Am I the only one wondering how many guys on submarines lose it each year on a voyage and get the straitjacket treatment? I always wondered about that, by the way.
Well, let me check my annual highlights issue of "Submarine Force Review"... hunh, funny, the "straitjackets" column used to be listed right here after "alcoholics", "anti-depressants", and "chainsmokers".
Kidding aside, I've never been on a crew where straitjacketing was necessary. I've seen hundreds of shouting matches, quite a few nightmares, one fistfight (in the 1970s), several episodes of "frozen in fear", and a couple [-]screamers[/-] emotional breakdowns. I've seen several people curled up in a corner in a fetal ball who later decided to try some other part of the Navy. I knew of one CO who made a mistake and simply gave up on his job afterwards, forcing the XO to pretty much run the show for the day on the way back inport. But that's what XOs are for, and both knew that the CO was going to lose his job after that mistake.

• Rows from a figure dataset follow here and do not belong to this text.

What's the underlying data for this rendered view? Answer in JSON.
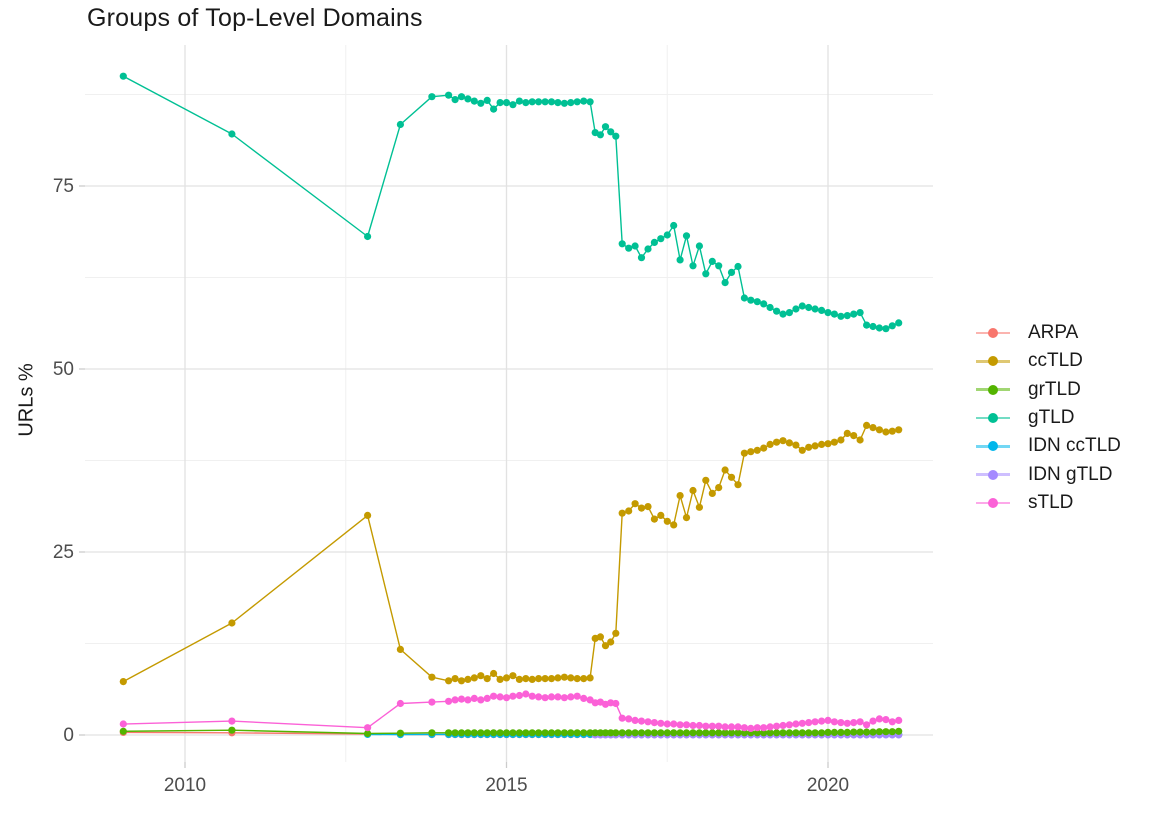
{
  "title": "Groups of Top-Level Domains",
  "axes": {
    "y_label": "URLs %",
    "x_tick_labels": [
      "2010",
      "2015",
      "2020"
    ],
    "y_tick_labels": [
      "0",
      "25",
      "50",
      "75"
    ],
    "tick_text_color": "#4d4d4d",
    "grid_major_color": "#e2e2e2",
    "grid_minor_color": "#f0f0f0",
    "tick_mark_color": "#cccccc"
  },
  "legend": {
    "items": [
      {
        "label": "ARPA",
        "color": "#F8766D"
      },
      {
        "label": "ccTLD",
        "color": "#C49A00"
      },
      {
        "label": "grTLD",
        "color": "#53B400"
      },
      {
        "label": "gTLD",
        "color": "#00C094"
      },
      {
        "label": "IDN ccTLD",
        "color": "#00B6EB"
      },
      {
        "label": "IDN gTLD",
        "color": "#A58AFF"
      },
      {
        "label": "sTLD",
        "color": "#FB61D7"
      }
    ]
  },
  "chart_data": {
    "type": "line",
    "title": "Groups of Top-Level Domains",
    "xlabel": "",
    "ylabel": "URLs %",
    "x_domain": [
      2008.44,
      2021.63
    ],
    "y_domain": [
      -3.7,
      94.3
    ],
    "x_major": [
      2010,
      2015,
      2020
    ],
    "x_minor": [
      2012.5,
      2017.5
    ],
    "y_major": [
      0,
      25,
      50,
      75
    ],
    "y_minor": [
      12.5,
      37.5,
      62.5,
      87.5
    ],
    "x_tick_labels": [
      "2010",
      "2015",
      "2020"
    ],
    "y_tick_labels": [
      "0",
      "25",
      "50",
      "75"
    ],
    "legend_position": "right",
    "grids": {
      "A": [
        2009.04,
        2010.73,
        2012.84,
        2013.35
      ],
      "A2": [
        2012.84,
        2013.35
      ],
      "B": [
        2013.84,
        2014.1,
        2014.2,
        2014.3,
        2014.4,
        2014.5,
        2014.6,
        2014.7,
        2014.8,
        2014.9,
        2015.0,
        2015.1,
        2015.2,
        2015.3,
        2015.4,
        2015.5,
        2015.6,
        2015.7,
        2015.8,
        2015.9,
        2016.0,
        2016.1,
        2016.2,
        2016.3
      ],
      "C": [
        2016.38,
        2016.46,
        2016.54,
        2016.62,
        2016.7
      ],
      "D": [
        2016.8,
        2016.9,
        2017.0,
        2017.1,
        2017.2,
        2017.3,
        2017.4,
        2017.5,
        2017.6,
        2017.7,
        2017.8,
        2017.9,
        2018.0,
        2018.1,
        2018.2,
        2018.3,
        2018.4,
        2018.5,
        2018.6,
        2018.7,
        2018.8,
        2018.9,
        2019.0,
        2019.1,
        2019.2,
        2019.3,
        2019.4,
        2019.5,
        2019.6,
        2019.7,
        2019.8,
        2019.9,
        2020.0,
        2020.1,
        2020.2,
        2020.3,
        2020.4,
        2020.5,
        2020.6,
        2020.7,
        2020.8,
        2020.9,
        2021.0,
        2021.1
      ]
    },
    "draw_order": [
      "ARPA",
      "IDN ccTLD",
      "IDN gTLD",
      "grTLD",
      "ccTLD",
      "gTLD",
      "sTLD"
    ],
    "series": [
      {
        "name": "ARPA",
        "color": "#F8766D",
        "segments": [
          "A",
          "B",
          "C",
          "D"
        ],
        "y": {
          "A": [
            0.35,
            0.3,
            0.12,
            0.08
          ],
          "B": 0.05,
          "C": 0.05,
          "D": 0.05
        }
      },
      {
        "name": "ccTLD",
        "color": "#C49A00",
        "segments": [
          "A",
          "B",
          "C",
          "D"
        ],
        "y": {
          "A": [
            7.3,
            15.3,
            30.0,
            11.7
          ],
          "B": [
            7.9,
            7.4,
            7.7,
            7.4,
            7.6,
            7.8,
            8.1,
            7.7,
            8.4,
            7.6,
            7.8,
            8.1,
            7.6,
            7.7,
            7.6,
            7.7,
            7.7,
            7.7,
            7.8,
            7.9,
            7.8,
            7.7,
            7.7,
            7.8
          ],
          "C": [
            13.2,
            13.4,
            12.2,
            12.7,
            13.9
          ],
          "D": [
            30.3,
            30.6,
            31.6,
            31.0,
            31.2,
            29.5,
            30.0,
            29.2,
            28.7,
            32.7,
            29.7,
            33.4,
            31.1,
            34.8,
            33.0,
            33.8,
            36.2,
            35.2,
            34.2,
            38.5,
            38.7,
            38.9,
            39.2,
            39.7,
            40.0,
            40.2,
            39.9,
            39.6,
            38.9,
            39.3,
            39.5,
            39.7,
            39.8,
            40.0,
            40.3,
            41.2,
            40.9,
            40.3,
            42.3,
            42.0,
            41.7,
            41.4,
            41.5,
            41.7
          ]
        }
      },
      {
        "name": "grTLD",
        "color": "#53B400",
        "segments": [
          "A",
          "B",
          "C",
          "D"
        ],
        "y": {
          "A": [
            0.5,
            0.65,
            0.2,
            0.25
          ],
          "B": 0.3,
          "C": 0.3,
          "D": [
            0.3,
            0.3,
            0.3,
            0.3,
            0.3,
            0.3,
            0.3,
            0.3,
            0.3,
            0.3,
            0.3,
            0.3,
            0.3,
            0.3,
            0.3,
            0.3,
            0.3,
            0.3,
            0.3,
            0.3,
            0.3,
            0.3,
            0.3,
            0.3,
            0.3,
            0.3,
            0.3,
            0.3,
            0.3,
            0.3,
            0.3,
            0.3,
            0.35,
            0.35,
            0.35,
            0.35,
            0.4,
            0.4,
            0.4,
            0.4,
            0.45,
            0.45,
            0.45,
            0.5
          ]
        }
      },
      {
        "name": "gTLD",
        "color": "#00C094",
        "segments": [
          "A",
          "B",
          "C",
          "D"
        ],
        "y": {
          "A": [
            90.0,
            82.1,
            68.1,
            83.4
          ],
          "B": [
            87.2,
            87.4,
            86.8,
            87.2,
            86.9,
            86.6,
            86.3,
            86.7,
            85.5,
            86.4,
            86.4,
            86.1,
            86.6,
            86.4,
            86.5,
            86.5,
            86.5,
            86.5,
            86.4,
            86.3,
            86.4,
            86.5,
            86.6,
            86.5
          ],
          "C": [
            82.3,
            82.0,
            83.1,
            82.4,
            81.8
          ],
          "D": [
            67.1,
            66.5,
            66.8,
            65.2,
            66.4,
            67.3,
            67.8,
            68.3,
            69.6,
            64.9,
            68.2,
            64.1,
            66.8,
            63.0,
            64.7,
            64.1,
            61.8,
            63.2,
            64.0,
            59.7,
            59.4,
            59.2,
            58.9,
            58.4,
            57.9,
            57.5,
            57.7,
            58.2,
            58.6,
            58.4,
            58.2,
            58.0,
            57.7,
            57.5,
            57.2,
            57.3,
            57.5,
            57.7,
            56.0,
            55.8,
            55.6,
            55.5,
            55.9,
            56.3
          ]
        }
      },
      {
        "name": "IDN ccTLD",
        "color": "#00B6EB",
        "segments": [
          "A2",
          "B",
          "C",
          "D"
        ],
        "y": {
          "A2": [
            0.08,
            0.06
          ],
          "B": 0.08,
          "C": 0.08,
          "D": 0.08
        }
      },
      {
        "name": "IDN gTLD",
        "color": "#A58AFF",
        "segments": [
          "C",
          "D"
        ],
        "y": {
          "C": 0.02,
          "D": 0.02
        }
      },
      {
        "name": "sTLD",
        "color": "#FB61D7",
        "segments": [
          "A",
          "B",
          "C",
          "D"
        ],
        "y": {
          "A": [
            1.5,
            1.9,
            1.0,
            4.3
          ],
          "B": [
            4.5,
            4.6,
            4.8,
            4.9,
            4.8,
            5.0,
            4.8,
            5.0,
            5.3,
            5.2,
            5.1,
            5.3,
            5.4,
            5.6,
            5.3,
            5.2,
            5.1,
            5.2,
            5.2,
            5.1,
            5.2,
            5.3,
            5.0,
            4.8
          ],
          "C": [
            4.4,
            4.5,
            4.2,
            4.4,
            4.3
          ],
          "D": [
            2.3,
            2.2,
            2.0,
            1.9,
            1.8,
            1.7,
            1.6,
            1.5,
            1.5,
            1.4,
            1.4,
            1.3,
            1.3,
            1.2,
            1.2,
            1.2,
            1.1,
            1.1,
            1.1,
            1.0,
            0.9,
            1.0,
            1.0,
            1.1,
            1.2,
            1.3,
            1.4,
            1.5,
            1.6,
            1.7,
            1.8,
            1.9,
            2.0,
            1.8,
            1.7,
            1.6,
            1.7,
            1.8,
            1.4,
            1.9,
            2.2,
            2.1,
            1.8,
            2.0
          ]
        }
      }
    ]
  }
}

One of my good friends was struggling with claustrophobia for over a decade of sea duty, but he really liked submarine pay and managed to hide the issue. His practice was to stay awake 18-20 hours and then collapse in exhaustion for a few hours' sleep before jerking awake in the narrow confines of his bunk. Unfortunately one day he developed appendicitis and the pain kept him from sleeping, and the claustrophobia took over. The corpsman had him laying on a mattress in the middle of the torpedo room plugged into a morphine drip for most of the 24 hours that it took us to race back to port for the MEDEVAC. The appendectomy was routine (at Tripler hospital, not onboard!), he was disqualified from further submarine sea duty, and he finished out his career in submarine maintenance facilities. He's doing fine today. Good guy.
I spent 1992-1994 at COMSUBPAC staff headquarters in the Operations department. I was briefed in to nearly all of the Pacific's current events (and 100% of their waterspace management) as well as most of the force's Cold War history. I never came across a straitjacket story. The rest of what I read, heard about, and saw would fill a book-- but it's already been written:
Amazon.com: Blind Man's Bluff: The Untold Story of American Submarine Espionage (9780060977719): Sherry Sontag, Christopher Drew: Books
The submarine lifestyle comes with plenty of preloaded stress (even before you stir in the dysfunctional personalities and dog the hatches) but the reality is that it's just looooong periods of frustrating boredom punctuated by short periods of intense panic. The shore training is realistic (and stressful) enough that most people's problems show up before they even make it to sea duty. I dealt with far more personnel casualties at training commands (including two suicides and a murder/suicide) than I ever did on sea duty.
Makes ya wonder why there are so few military ERs, right?